Monday 27 April 2009

The Tenant of Wildfell Hall (1996)

After Our Mutual Friend (1998), Wildfell is my favourite BBC literary period drama of recent-ish years.
We hadn't watched it for a couple of years, since Linn and Suzie came to stay (yes Linn, this is the one you have no memory of watching even though Suzie, Suzie the girl with no memory, remembers it all perfectly. We had pizzas... Remember?!) but we watched it all again last night because Anna is reading through the Brontës' work.
Ah, Toby Stephens; Mr Markham the educated farmer in Anne's Wildfell Hall, Mr Rochester in Charlotte's Jane Eyre, if only he had been cast as Heathcliff in Emily's Wuthering Heights he'd have the whole set. And what a Heathcliff he would have made!! Much more convincingly rugged than Tom Hardy (though maybe not more dangerous, no one's more dangerous that Tom Hardy!) If you're unlucky enough to live in America you might have seen Tom Hardy as Heathcliff in this year's attempt at Wuthering Heights. It hasn't been shown on British telly yet but I've seen it and it wasn't nearly as bad as I thought it would be. Sure the costumes are on the Robin Hood side of good, and the wigs are equally terrible, but it was the most faithful adaptation I'd ever seen and Tom Hardy has the perfect voice for Heathcliff. Why the hell did they have to change the ending though?!

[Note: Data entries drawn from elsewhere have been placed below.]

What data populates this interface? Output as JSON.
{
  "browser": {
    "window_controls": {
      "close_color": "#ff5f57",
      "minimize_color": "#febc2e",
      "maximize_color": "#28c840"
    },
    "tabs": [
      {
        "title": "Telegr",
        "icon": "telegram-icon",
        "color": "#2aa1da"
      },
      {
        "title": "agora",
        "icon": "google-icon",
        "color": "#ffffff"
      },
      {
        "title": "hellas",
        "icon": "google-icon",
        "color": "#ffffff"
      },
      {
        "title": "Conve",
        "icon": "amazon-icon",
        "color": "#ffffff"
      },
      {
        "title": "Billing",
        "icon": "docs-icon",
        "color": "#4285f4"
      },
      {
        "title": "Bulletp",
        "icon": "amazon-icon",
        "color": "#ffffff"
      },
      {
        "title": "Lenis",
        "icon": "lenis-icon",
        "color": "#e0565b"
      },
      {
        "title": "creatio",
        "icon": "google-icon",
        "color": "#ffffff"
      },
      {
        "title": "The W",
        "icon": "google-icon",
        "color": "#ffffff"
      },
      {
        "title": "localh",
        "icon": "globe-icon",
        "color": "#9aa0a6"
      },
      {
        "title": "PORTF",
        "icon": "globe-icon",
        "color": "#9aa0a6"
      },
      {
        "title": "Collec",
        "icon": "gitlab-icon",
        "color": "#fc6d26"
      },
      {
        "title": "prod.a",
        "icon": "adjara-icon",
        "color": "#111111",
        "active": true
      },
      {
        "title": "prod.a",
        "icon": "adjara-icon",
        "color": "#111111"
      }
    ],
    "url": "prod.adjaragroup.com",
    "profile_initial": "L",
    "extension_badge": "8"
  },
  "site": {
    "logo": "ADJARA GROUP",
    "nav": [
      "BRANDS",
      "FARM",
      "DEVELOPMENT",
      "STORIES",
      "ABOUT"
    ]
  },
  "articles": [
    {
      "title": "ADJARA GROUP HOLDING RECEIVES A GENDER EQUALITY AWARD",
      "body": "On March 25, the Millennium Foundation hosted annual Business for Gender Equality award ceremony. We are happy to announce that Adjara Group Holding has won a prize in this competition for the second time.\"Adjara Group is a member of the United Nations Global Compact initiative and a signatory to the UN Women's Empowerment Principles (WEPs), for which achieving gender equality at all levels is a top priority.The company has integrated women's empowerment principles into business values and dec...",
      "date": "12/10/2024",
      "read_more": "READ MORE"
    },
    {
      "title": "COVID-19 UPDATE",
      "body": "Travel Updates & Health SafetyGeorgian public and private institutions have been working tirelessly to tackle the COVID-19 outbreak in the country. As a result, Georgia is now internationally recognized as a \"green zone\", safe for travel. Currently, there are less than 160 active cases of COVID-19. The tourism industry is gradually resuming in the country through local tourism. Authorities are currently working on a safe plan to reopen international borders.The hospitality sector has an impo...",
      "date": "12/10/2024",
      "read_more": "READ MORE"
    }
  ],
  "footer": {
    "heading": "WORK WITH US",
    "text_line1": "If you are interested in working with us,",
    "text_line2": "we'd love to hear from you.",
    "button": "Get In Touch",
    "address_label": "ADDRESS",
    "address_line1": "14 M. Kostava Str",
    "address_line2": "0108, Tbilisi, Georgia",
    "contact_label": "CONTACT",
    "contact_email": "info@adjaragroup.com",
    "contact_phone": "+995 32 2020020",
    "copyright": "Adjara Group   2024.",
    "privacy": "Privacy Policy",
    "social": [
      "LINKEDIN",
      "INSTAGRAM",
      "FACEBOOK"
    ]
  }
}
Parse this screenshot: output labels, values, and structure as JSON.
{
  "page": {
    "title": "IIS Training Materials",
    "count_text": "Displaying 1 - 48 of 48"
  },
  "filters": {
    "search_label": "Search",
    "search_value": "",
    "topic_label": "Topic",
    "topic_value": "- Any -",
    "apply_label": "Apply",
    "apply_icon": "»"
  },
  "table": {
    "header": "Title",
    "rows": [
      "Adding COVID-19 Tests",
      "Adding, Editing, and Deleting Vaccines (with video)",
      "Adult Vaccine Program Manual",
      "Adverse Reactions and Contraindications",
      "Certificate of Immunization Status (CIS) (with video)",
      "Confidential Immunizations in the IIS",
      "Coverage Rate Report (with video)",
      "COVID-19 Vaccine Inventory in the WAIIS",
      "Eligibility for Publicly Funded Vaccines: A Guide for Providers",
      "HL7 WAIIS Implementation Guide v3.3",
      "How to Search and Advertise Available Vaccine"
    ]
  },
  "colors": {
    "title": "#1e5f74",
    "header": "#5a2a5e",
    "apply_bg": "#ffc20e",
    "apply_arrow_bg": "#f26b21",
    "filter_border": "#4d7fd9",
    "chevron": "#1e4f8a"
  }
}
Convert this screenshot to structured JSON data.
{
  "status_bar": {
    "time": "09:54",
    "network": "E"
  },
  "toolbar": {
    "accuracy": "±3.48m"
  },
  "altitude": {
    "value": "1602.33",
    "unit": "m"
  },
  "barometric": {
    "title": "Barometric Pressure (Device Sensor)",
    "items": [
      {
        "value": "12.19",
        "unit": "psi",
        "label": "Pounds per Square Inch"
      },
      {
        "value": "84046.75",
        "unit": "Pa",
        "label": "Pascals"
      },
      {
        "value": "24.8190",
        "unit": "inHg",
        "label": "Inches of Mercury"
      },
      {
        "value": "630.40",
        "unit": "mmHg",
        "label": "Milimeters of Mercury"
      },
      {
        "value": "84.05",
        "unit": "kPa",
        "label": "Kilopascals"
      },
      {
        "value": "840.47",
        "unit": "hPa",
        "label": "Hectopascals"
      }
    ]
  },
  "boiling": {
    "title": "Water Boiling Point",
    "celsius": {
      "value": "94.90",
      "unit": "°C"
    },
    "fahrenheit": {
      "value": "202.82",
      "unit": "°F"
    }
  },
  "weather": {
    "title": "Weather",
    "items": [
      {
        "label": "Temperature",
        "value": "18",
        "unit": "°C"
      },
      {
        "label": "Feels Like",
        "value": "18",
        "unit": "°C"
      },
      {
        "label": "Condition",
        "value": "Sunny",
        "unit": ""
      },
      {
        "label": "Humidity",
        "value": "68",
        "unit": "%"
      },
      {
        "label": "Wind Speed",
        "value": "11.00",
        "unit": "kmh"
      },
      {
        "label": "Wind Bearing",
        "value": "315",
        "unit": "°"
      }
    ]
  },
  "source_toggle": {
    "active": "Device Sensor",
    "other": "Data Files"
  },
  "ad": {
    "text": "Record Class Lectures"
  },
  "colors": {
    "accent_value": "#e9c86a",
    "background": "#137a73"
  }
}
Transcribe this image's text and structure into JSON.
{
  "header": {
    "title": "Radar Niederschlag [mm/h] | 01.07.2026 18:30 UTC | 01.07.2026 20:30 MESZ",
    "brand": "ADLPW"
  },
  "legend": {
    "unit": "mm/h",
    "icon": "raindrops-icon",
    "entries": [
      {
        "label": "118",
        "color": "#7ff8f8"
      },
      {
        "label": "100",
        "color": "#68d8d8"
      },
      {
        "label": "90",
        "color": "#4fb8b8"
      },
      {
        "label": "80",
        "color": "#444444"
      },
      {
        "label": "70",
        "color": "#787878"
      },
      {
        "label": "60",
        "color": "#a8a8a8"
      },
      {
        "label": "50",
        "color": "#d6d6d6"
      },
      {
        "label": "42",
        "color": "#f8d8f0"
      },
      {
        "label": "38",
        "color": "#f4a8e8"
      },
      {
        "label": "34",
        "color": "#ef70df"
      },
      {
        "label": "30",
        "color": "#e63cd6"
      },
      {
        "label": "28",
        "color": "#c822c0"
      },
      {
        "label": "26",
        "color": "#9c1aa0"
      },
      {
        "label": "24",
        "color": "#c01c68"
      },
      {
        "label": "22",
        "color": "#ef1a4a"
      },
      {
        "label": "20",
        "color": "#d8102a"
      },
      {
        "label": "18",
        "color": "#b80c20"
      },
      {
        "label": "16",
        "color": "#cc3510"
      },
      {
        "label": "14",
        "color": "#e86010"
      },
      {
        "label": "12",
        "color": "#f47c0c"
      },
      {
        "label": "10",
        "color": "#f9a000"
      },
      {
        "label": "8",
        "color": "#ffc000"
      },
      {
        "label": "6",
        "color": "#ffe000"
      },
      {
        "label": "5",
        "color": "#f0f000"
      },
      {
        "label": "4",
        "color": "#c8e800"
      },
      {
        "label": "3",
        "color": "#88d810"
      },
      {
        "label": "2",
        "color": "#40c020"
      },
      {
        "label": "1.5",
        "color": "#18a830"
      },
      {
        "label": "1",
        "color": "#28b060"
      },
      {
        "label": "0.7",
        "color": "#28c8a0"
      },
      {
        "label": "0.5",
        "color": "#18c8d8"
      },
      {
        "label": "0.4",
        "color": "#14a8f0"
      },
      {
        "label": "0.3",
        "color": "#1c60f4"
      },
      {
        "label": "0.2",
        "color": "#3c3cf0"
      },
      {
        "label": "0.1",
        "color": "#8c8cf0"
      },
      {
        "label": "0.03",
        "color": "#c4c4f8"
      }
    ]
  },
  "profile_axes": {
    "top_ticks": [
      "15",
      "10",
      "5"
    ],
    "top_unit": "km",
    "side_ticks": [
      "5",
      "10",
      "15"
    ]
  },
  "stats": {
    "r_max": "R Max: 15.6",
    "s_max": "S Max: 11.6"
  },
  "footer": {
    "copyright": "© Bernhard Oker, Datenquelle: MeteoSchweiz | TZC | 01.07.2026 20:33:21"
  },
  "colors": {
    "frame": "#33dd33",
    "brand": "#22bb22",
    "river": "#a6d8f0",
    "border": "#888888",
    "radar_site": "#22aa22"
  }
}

Anyway, enough of that, back to Wildfell. Again the ending has been changed- they always are- but I think for the better, it's still the same twist, just happening to different people. If you're looking for good faithful adaptations then look to the BBC, Hollywood does it badly. The only think I get a bit pinickity about when it comes to Brontë novels on screen is location. This is another thing I was pleasantly surprised at in the ITV Wuthering Heights (2009), they actually filmed The Moors, on The Moors! Not the North York Moors where craggy rocks cover every bit of open land, but the actual Brontë West Yorkshire moors where I live! Where the Brontës lived!! Yeah, Wildfell falls down when you see people staggering over white rocks that just don't exist here. Same with Jane Eyre if I recall, maybe North Yorkshire is cheaper...
Right, back to what I know about, reviewing the actors' good looks: Toby Stephens here looks a hundred times better than he did in The Camomile Lawn (1994) two years earlier, Tara Fitzgerald looks the same as when she was in The Camomile Lawn, I bet she couldn't believe her eyes seeing young Tobes stride up to her all suddenly handsome! Though he is still not Rochester-handsome ("Look at me, Jane, I'm so unbelievably hideous!" smoulder). Go and see Ibsen's A Doll's House in the West End at the moment to see Tara and Tobes both looking fabulous, except it's all sold out, so you can't, or rather, I can't.
Rupert Graves, Rupert Graves, if one Uptown Boy was missing from my favourite Westlife video, it's you Gravesy. You'd have fit in a treat with those handsome twits and you'd have got my vote. Yes, the reason I love Wildfell is because I love Gravesy. I still love Gravesy even though, let's face it, unlike Tara and Toby he seemed to be at his gorgeous peak back in 1996. As Huntingdon he is a horrible creepy bastard, the kind I love, Tobes is all sweetness and light holding puppy dogs and being lovely, Gravesy treats the viewers to the most disgustingly graphic kisses EVER on TV, he makes your flesh crawl but damn is he charming!
The dialogue is all straight from the novel, Gravesy getting all the best lines. Even though Anne wrote the book to show the perils of drinking and living it up- probably because of old Branwell, the hideous drunk of a brother, I still prefer Huntingdon to Markham, he seemed like a right laugh. Though I suppose if I was somewhere in the novel I wouldn't be goody-two-shoes Helen the abstainer, I would be that fat tart who gets off with Gravesy all the time and dresses like a real dolly bird.